Recurrent Venous Thromboembolism (RVTE) remains a significant clinical challenge due to its high morbidity and the limited predictive performance of current risk scores. Two primary approaches have been explored for RVTE prediction: (i) Machine Learning (ML) models, which utilize diverse clinical features but often lack physiological interpretability, and (ii) Mechanistic models of thrombus formation, which offer physiological insight but rarely integrate routine clinical or hematological data.

This study presents a hybrid modeling framework that integrates Artificial Neural Networks (ANNs), Ordinary Differential Equations (ODEs), and explainable Artificial Intelligence (XAI) to improve both the predictive accuracy and interpretability of RVTE risk. By combining clinical and hematological data with patient-specific kinetic parameters derived from a mechanistic model of the coagulation cascade, along with thrombin generation dynamics and clinical outcomes, the approach effectively bridges data-driven learning and physiological understanding.

Data from 235 patients with a first episode of Venous Thromboembolism (VTE) were used, with 164 for model training and 71 for external validation. A hybrid model was developed by integrating a Multilayer Perceptron (MLP) with a mechanistic system of ODEs simulating the coagulation cascade. The MLP mapped 39 clinical and hematological features to eight sensitive kinetic parameters, which were then used to simulate patient-specific thrombin generation and compute the Endogenous Thrombin Potential (ETP). ETP values were used in a classification stage to predict RVTE risk. A total of 192 model configurations, combining different data preprocessing strategies and eight Metaheuristic Optimization Algorithms (MOAs), were evaluated to identify the best-performing approach.

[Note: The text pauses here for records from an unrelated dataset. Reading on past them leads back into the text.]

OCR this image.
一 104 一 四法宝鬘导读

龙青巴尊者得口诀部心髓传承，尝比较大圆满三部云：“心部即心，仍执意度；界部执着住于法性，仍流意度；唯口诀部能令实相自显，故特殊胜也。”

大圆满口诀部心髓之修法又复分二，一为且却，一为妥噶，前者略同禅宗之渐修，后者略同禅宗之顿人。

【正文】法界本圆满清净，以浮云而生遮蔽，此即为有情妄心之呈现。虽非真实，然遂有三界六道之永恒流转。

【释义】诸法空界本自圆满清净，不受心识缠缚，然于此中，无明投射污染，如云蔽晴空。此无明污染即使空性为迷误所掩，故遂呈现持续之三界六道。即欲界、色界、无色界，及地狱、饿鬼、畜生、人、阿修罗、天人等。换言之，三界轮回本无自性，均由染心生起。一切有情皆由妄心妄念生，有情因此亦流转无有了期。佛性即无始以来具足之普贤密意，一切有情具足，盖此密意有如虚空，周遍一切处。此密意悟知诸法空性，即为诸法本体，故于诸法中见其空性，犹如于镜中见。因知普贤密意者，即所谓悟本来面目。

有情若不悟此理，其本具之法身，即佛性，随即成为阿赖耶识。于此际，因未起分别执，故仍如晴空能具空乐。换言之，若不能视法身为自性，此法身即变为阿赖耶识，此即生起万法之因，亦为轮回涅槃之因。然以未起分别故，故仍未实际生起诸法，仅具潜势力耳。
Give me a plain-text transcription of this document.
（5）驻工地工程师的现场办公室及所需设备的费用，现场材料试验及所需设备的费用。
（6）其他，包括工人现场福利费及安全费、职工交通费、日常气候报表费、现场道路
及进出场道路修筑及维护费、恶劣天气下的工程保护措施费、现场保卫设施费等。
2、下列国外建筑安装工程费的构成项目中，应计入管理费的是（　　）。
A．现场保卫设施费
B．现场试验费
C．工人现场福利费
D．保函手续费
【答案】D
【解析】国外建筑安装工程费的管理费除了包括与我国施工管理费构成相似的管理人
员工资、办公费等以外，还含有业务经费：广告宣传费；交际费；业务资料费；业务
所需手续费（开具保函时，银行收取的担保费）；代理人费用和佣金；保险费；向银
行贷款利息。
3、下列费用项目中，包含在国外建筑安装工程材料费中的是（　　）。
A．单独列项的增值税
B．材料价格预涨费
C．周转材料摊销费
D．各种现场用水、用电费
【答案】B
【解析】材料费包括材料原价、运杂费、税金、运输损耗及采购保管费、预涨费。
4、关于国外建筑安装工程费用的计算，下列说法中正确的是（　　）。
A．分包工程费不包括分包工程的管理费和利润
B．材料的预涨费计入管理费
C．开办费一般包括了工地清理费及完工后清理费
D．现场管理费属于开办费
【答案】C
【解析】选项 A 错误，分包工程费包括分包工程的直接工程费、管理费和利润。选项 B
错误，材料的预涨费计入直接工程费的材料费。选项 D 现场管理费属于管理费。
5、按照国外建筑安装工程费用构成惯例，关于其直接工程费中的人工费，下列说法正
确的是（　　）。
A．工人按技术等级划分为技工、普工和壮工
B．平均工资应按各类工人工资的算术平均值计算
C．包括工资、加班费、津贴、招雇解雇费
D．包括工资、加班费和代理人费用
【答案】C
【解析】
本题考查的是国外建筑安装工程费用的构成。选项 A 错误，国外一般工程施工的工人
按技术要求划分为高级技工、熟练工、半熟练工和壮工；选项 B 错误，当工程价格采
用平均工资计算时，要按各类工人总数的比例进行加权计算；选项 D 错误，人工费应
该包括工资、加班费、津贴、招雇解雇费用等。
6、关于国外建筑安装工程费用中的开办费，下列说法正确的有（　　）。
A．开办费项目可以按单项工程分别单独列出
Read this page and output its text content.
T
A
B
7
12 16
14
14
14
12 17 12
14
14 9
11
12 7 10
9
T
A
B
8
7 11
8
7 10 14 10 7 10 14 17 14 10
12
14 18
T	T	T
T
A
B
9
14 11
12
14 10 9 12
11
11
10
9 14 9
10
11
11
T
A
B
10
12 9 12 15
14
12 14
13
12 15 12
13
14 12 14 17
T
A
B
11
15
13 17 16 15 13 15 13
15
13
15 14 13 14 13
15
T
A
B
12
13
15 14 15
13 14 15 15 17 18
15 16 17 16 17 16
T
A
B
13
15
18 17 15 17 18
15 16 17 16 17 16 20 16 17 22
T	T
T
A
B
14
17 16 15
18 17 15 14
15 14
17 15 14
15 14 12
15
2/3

The top-performing model, named ANN-ODE-GWOb, was optimized using the Grey Wolf Optimizer (GWO) with standardized inputs and eight sensitive kinetic parameters. It achieved an Area Under the receiver operating characteristic Curve (AUC) of 0.93, sensitivity of 0.97, and specificity of 0.90 on the full dataset. An ETP threshold of 1,927 nM·min was identified for RVTE classification. On the independent validation set, the model demonstrated strong generalization, with an AUC of 0.896, perfect sensitivity (1.00), and specificity of 0.80. Variables such as age, thrombosis location, residual thrombus, body mass index, anticoagulant duration, sex, thrombosis cause, and presence of the G20210A mutation significantly influenced patient-specific kinetic parameters. Their impact on thrombin dynamics and RVTE risk was consistent with established clinical knowledge.

The proposed model outperformed existing clinical scores and ML-based models for RVTE prediction. Critically, it enabled interpretation of how key variables, including antithrombin activity, sex, thrombus location, cancer, diabetes, D-dimer, and age influence thrombin generation and RVTE risk. This hybrid ML and mechanistic framework advances RVTE risk prediction by coupling physiological insight with data-driven accuracy. It highlights the potential of integrating ML, ODE-based modeling, and XAI to connect clinical data, thrombin dynamics, and thrombotic outcomes.